Muita gente viu as imagens da megaoperação no Rio e achou que o Estado finalmente “reagiu”. Blindados nas ruas, helicópteros sobrevoando as favelas e mais de cem mortos em um só dia. Mas, do ponto de vista econômico, o impacto disso é o mesmo que desligar o alarme de um prédio pegando fogo e achar que o incêndio acabou porque o barulho parou. A operação pode até dar a sensação de controle, mas não toca no que realmente sustenta o crime: o dinheiro. E, pior, custa caro.
O crime organizado funciona como uma empresa. Tem hierarquia, logística, fornecedores e fluxo de caixa. Quando o Estado elimina dezenas de “funcionários” de base, promove automaticamente os que sobram. O “RH” do crime é ágil, e o mercado paralelo continua aquecido enquanto o formal segue fechado para quem nasce nas margens.
Essas operações são como empresas que fingem resolver problemas demitindo o setor de atendimento, mas mantendo os mesmos diretores e o mesmo caixa. Nada muda na estrutura, só nos rostos. E, como toda organização, o crime se adapta rápido. Perde hoje, se reorganiza amanhã e volta a operar.
O prejuízo para a população, no entanto, é evidente. O comércio fecha, o transporte para, a escola não abre. O pouco dinheiro que circula nas comunidades desaparece por medo ou bloqueio. O Estado gasta milhões em horas extras, combustível e munição para colher manchetes e discursos políticos. É como torrar o orçamento de uma empresa em um evento bonito para os acionistas, sem investir nada em inovação ou produtividade. E, enquanto isso, não há saneamento, educação, saúde nem moradia, apenas o espetáculo da força.

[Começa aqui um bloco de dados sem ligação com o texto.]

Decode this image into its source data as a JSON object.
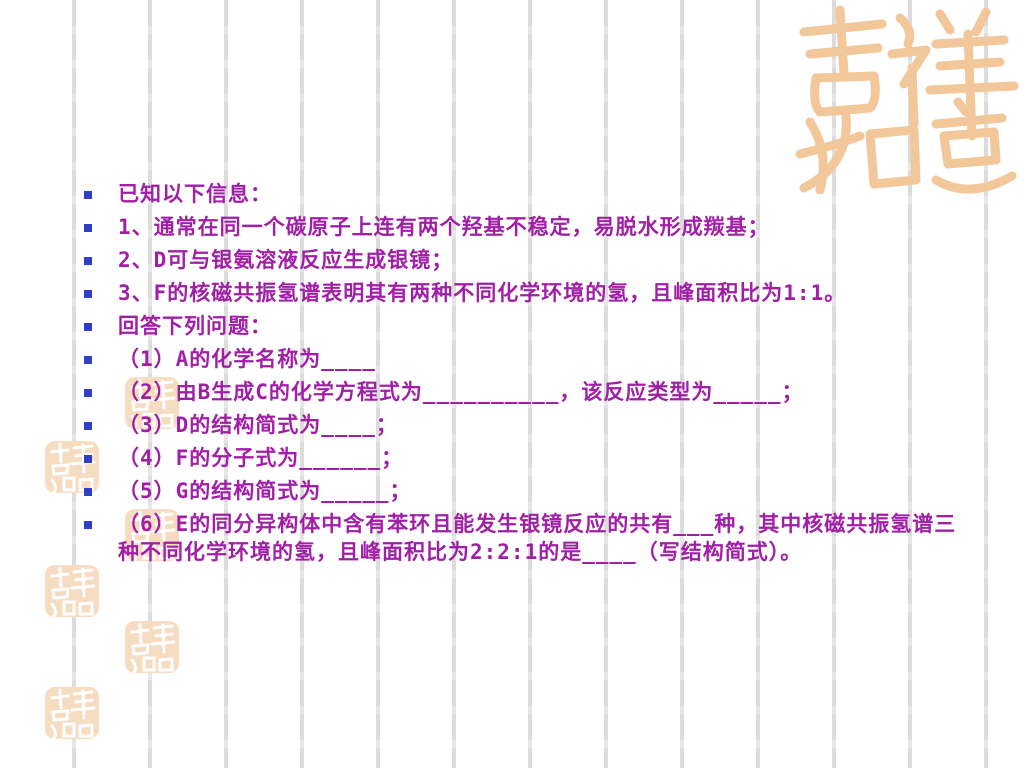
{
  "slide": {
    "decor": {
      "seal_text": "吉祥如意",
      "seal_color": "#f2c79a"
    },
    "items": [
      "已知以下信息：",
      "1、通常在同一个碳原子上连有两个羟基不稳定，易脱水形成羰基；",
      "2、D可与银氨溶液反应生成银镜；",
      "3、F的核磁共振氢谱表明其有两种不同化学环境的氢，且峰面积比为1:1。",
      "回答下列问题：",
      "（1）A的化学名称为____",
      "（2）由B生成C的化学方程式为__________，该反应类型为_____；",
      "（3）D的结构简式为____；",
      "（4）F的分子式为______；",
      "（5）G的结构简式为_____；",
      "（6）E的同分异构体中含有苯环且能发生银镜反应的共有___种，其中核磁共振氢谱三种不同化学环境的氢，且峰面积比为2:2:1的是____（写结构简式）。"
    ]
  }
}
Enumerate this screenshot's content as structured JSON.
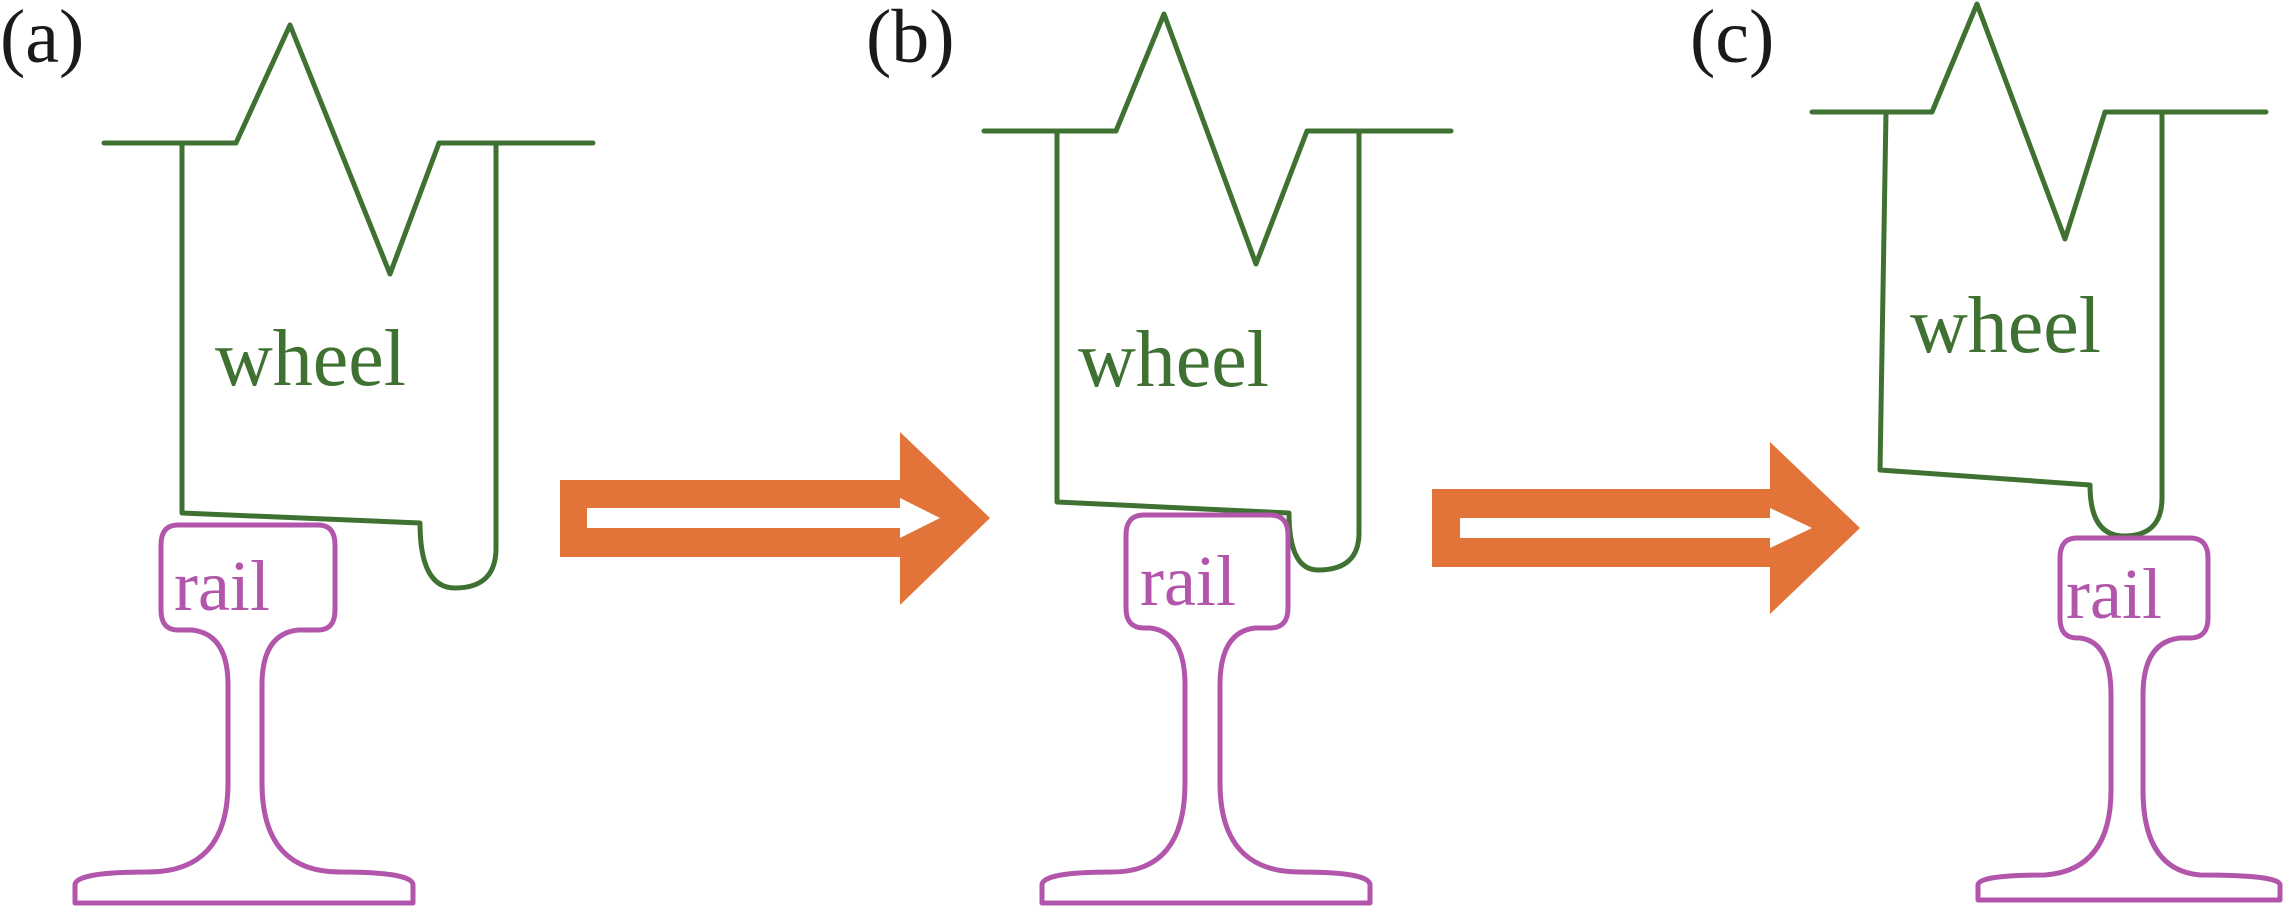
{
  "colors": {
    "wheel": "#3f7232",
    "rail": "#b156aa",
    "arrow": "#e2743a",
    "label": "#1a1a1a"
  },
  "panels": [
    {
      "label": "(a)",
      "wheel_text": "wheel",
      "rail_text": "rail"
    },
    {
      "label": "(b)",
      "wheel_text": "wheel",
      "rail_text": "rail"
    },
    {
      "label": "(c)",
      "wheel_text": "wheel",
      "rail_text": "rail"
    }
  ]
}
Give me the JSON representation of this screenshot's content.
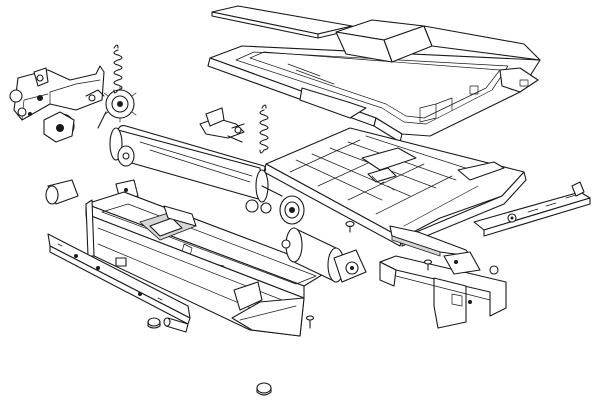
{
  "colors": {
    "ink": "#1a1a1a",
    "paper": "#ffffff"
  },
  "parts": [
    "output-tray",
    "scanner-lid-frame",
    "paper-guide-plate",
    "pickup-roller",
    "mounting-bracket",
    "gear-assembly",
    "tension-spring",
    "tension-spring",
    "sensor-flag",
    "roller-shaft",
    "sensor-board",
    "pickup-gear",
    "chassis-base",
    "side-rail",
    "drive-motor",
    "frame-bracket",
    "slide-rail",
    "screw",
    "screw",
    "rubber-foot",
    "rubber-foot",
    "pin"
  ]
}
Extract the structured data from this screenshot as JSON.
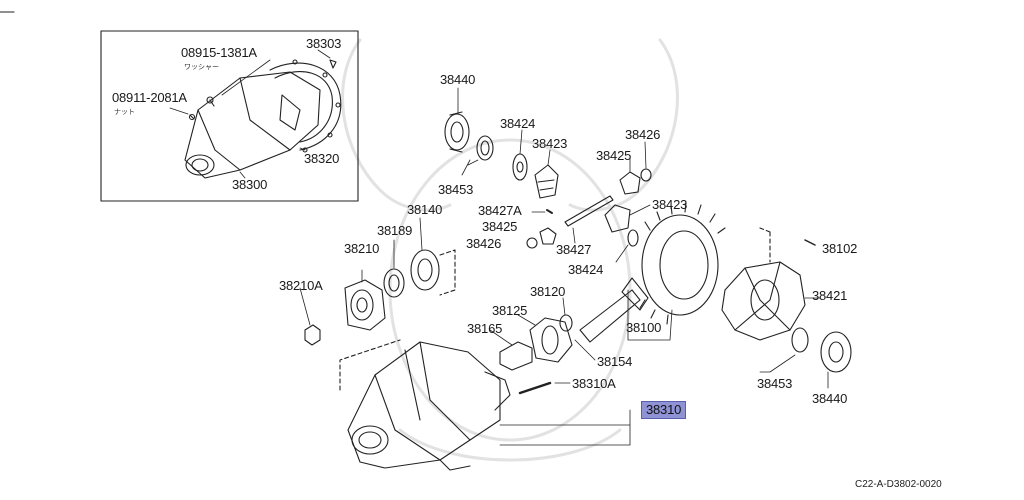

É importante olhar também para a cara da ação, para a cara da favela e da dor, pobre, preta e feminina, como já demonstrado nesta coluna, que mostra como essas pessoas vivem com rendimentos menores e menos oportunidades. E é preciso ver como o andar de cima usa o andar de baixo para fazer política e encenar eficiência. O custo humano, como o econômico, recai sempre sobre os mesmos.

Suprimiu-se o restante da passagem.